According to Mathematica,
$$ \begin{aligned} \sum_{t=0}^{\infty}t\cos x t &= -\frac{1}{4} \csc ^2\left(\frac{x }{2}\right) \\ \sum_{t=0}^{\infty}t^2\cos x t &= 0 \\ \sum_{t=0}^{\infty}t^3\cos x t &= \frac{1}{8} (\cos x +2) \csc ^4\left(\frac{x}{2}\right) \end{aligned} $$
I'm not sure how the results are obtained.
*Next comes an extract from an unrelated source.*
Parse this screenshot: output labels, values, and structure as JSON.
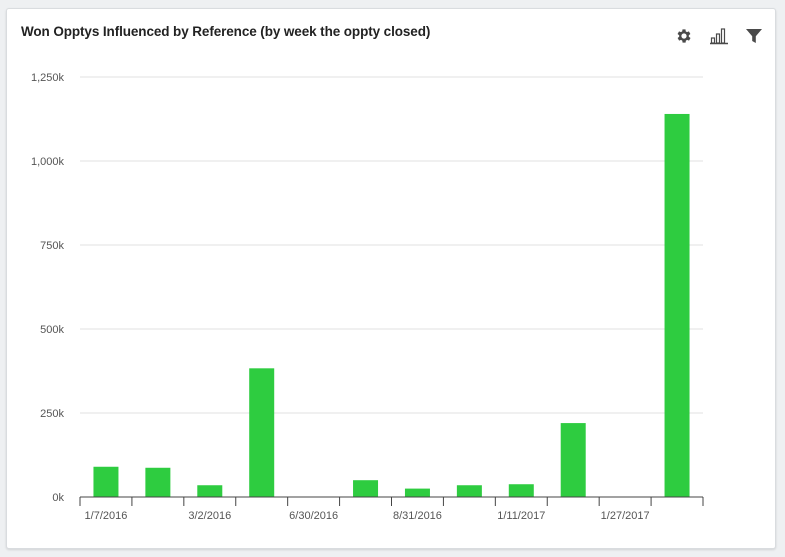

I tried using the fact that $\frac{\mathrm{d}}{\mathrm{d}x}\sin xt = t \cos xt$ and
$$\sum_{t=0}^{N} \sin xt = \csc \left(\frac{x}{2}\right) \sin \left(\frac{N x}{2}\right) \sin \left(\frac{1}{2} (N+1) x\right)$$
But I don't know how to find the limit of the derivative at $N\to\infty$
Consider $$\sum_{t=0}^\infty t\cos tx +i t\sin tx =\sum_{t=0}^\infty t e^{itx}.$$
Since \begin{align} \sum_{t=0}^\infty t e^{itx} &=\frac{e^{ix}}{\left(1-e^{ix}\right)^2}\\&= \frac{e^{ix}}{1-2e^{ix}+e^{i2x}}\\&=\frac{1}{e^{ix}+e^{-ix}-2}\\&=\frac{1}{2\cos x-2}\\&=-\frac{1}{2}\frac{1}{1-\cos x}\\&=-\frac{1}{4}\csc^2 \frac{x}{2}. \end{align}
We obtain what we want. Similar to $\alpha\in\mathbb{N}$.